La mayor parte de nosotros necesita una vida entera para alcanzar el lugar en que la naturaleza ofrece como un don – la impotencia – lo que hemos, a menudo, temido perder más, contra lo que hemos combatido más duramente y que hemos buscado rechazar incansablemente con cada instrumento a nuestra disposición. Al final, la impotencia es una gracia que nos invita a rendirnos, nos enseña simplemente a abrir nuestras manos para recibir de Dios y de los demás.
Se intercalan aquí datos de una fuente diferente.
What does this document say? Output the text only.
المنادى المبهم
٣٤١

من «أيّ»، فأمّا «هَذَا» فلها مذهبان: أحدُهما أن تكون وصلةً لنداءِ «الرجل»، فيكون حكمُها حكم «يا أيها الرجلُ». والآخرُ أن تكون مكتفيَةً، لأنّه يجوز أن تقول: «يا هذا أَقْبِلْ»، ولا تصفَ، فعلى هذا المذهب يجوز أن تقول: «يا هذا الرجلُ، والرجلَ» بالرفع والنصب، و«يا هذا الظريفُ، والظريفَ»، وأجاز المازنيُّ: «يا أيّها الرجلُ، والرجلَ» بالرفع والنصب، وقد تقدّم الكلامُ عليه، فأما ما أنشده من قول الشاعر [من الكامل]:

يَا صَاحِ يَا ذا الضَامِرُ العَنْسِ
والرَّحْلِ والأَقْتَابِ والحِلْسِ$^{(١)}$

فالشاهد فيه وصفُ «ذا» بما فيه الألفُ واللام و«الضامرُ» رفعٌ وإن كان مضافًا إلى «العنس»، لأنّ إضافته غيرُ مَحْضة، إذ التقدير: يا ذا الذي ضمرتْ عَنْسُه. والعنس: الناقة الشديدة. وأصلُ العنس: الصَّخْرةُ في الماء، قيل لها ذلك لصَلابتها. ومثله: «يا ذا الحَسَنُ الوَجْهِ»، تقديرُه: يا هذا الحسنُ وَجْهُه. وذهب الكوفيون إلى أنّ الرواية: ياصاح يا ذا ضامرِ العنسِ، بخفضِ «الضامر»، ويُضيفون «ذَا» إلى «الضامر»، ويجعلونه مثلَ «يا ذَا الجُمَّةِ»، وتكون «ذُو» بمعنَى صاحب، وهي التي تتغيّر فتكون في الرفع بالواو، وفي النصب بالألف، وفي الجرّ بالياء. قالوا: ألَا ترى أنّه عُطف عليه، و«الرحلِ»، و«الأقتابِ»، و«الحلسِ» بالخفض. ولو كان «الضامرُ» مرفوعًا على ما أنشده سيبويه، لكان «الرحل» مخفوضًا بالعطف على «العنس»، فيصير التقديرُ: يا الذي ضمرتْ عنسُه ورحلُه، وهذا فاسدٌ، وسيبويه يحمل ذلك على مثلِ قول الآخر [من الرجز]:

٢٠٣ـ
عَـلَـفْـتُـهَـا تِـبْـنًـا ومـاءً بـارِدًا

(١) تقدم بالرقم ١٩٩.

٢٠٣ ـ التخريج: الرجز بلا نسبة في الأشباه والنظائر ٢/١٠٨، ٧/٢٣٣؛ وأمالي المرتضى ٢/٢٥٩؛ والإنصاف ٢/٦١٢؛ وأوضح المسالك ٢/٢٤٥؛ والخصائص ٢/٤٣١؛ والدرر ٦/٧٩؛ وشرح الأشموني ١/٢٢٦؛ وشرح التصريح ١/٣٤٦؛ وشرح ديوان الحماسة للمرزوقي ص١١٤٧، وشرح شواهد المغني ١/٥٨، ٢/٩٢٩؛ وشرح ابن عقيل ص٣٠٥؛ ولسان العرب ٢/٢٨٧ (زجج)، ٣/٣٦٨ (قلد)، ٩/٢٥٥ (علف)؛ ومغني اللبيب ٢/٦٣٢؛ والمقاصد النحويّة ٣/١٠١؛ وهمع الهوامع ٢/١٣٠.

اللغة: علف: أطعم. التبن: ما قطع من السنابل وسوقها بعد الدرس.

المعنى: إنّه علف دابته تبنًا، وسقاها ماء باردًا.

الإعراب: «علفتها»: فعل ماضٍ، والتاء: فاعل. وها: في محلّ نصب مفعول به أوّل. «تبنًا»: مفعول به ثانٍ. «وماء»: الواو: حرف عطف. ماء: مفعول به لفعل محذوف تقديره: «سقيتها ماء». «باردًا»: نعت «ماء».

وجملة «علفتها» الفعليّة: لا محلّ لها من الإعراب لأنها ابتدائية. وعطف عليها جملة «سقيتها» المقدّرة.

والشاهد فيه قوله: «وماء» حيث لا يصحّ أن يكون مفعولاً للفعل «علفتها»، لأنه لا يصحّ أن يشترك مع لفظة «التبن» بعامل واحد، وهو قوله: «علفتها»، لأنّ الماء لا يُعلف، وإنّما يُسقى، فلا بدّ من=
La impotencia es el beso del cielo, un beso que nos invita a la confianza, un beso que nos invita a casa al lugar donde hemos finalmente entendido que somos infinitamente amados por un Dios que nos ve como lo que hemos sido creados para ser: pequeños niños.

“Buenas noches, papá. Te quiero”, le dije en voz baja arrodillándome para besar su rostro infantil. “Todo está bien. Quédate en paz”.